It's taken me a wee while to get round to this, but never mind.
Back in June 2009 Jim Murphy's Scotland Office put out
this paper on the relationship between oil revenues and public spending in Scotland.
I blogged about it
here; concluding that they were absolutely right to state that Scotland has had all the oil revenues that it could possibly ever have claimed, and more, spent in Scotland. Wrong however to try and over-egg things by adding up a long time-series of money numbers without correcting for inflation. Sort of like adding up apples and helicopters to see how many bananas you have.
They followed up with a
sequel in January 2010, which, basically does the same thing again, with more of a focus on the post-devolution period.
Ho hum.
But the
response they provoked from the Nats was quite interesting and very useful.
"Government Expenditure and Revenue Scotland is the official report, and it contains the real figures for 2007-8 ..."(Plus a lot of financially incoherent drivel, claiming that capital spending doesn't count because, er, it doesn't. It's also obvious that the quotes in that story couldn't have come from Swinney because we know that under pressure he starts spouting management-consultant bolleaux and sounds like Kryten out of
Red Dwarf; the belligerent tosh on display bears rather the signature of Salmond's own spin-thug, Kevin Pringle.)
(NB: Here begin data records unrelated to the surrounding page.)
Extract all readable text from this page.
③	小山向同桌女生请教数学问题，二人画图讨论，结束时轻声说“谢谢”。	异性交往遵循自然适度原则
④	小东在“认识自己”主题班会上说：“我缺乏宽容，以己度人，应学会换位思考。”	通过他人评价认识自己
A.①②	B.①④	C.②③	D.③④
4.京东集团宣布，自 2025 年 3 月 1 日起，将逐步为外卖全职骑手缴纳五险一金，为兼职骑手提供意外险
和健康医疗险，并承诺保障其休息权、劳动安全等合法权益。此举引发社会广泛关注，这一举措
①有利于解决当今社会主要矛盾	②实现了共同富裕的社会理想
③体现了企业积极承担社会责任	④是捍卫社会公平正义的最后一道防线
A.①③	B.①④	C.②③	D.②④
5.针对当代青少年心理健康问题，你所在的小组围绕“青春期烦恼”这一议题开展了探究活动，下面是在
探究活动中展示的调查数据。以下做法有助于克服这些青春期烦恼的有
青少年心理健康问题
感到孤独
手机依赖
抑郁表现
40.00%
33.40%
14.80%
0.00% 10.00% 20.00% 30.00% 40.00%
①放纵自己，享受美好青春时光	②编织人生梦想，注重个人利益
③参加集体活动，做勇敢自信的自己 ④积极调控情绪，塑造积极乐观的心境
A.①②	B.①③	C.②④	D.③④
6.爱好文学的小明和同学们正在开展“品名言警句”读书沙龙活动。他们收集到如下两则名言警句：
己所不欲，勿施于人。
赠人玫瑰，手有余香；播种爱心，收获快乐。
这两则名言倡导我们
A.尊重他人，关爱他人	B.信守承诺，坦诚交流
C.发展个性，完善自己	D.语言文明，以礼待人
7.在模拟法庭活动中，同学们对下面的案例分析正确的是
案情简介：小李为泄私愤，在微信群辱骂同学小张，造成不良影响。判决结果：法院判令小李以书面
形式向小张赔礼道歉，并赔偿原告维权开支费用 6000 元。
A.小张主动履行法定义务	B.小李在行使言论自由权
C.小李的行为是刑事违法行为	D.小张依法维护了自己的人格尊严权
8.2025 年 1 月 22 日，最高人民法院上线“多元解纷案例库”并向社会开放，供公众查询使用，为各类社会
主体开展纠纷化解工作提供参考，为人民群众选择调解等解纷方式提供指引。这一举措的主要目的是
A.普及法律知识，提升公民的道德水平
But isn't this a marvellous, and possibly very clever (if deliberate) thing for Murphy to have done?
He provoked Swinney (or at least Pringle pretending to be Swinney) into endorsing GERS as being factually correct.
After all these years of the Nats denouncing GERS as being "distorted", "flawed", "lies", and so on.
Dishing, irretrievably, the idea that somehow there are all these "lost" or "stolen" billions which would somehow transform the finances of Scotland if "independence" were to happen.
No, we'd just have to plod along with the same amount of income, while incurring all the extra costs of duplicating things like DWP and the Treasury, and setting up vanities and fripperies like embassies and a Foreign Office, and paying £300m a year more to the EU as we lost our share of the existing UK rebate.
Attractive?

Thought not.
Like I said in the title: Clever Jim, Silly Swinney.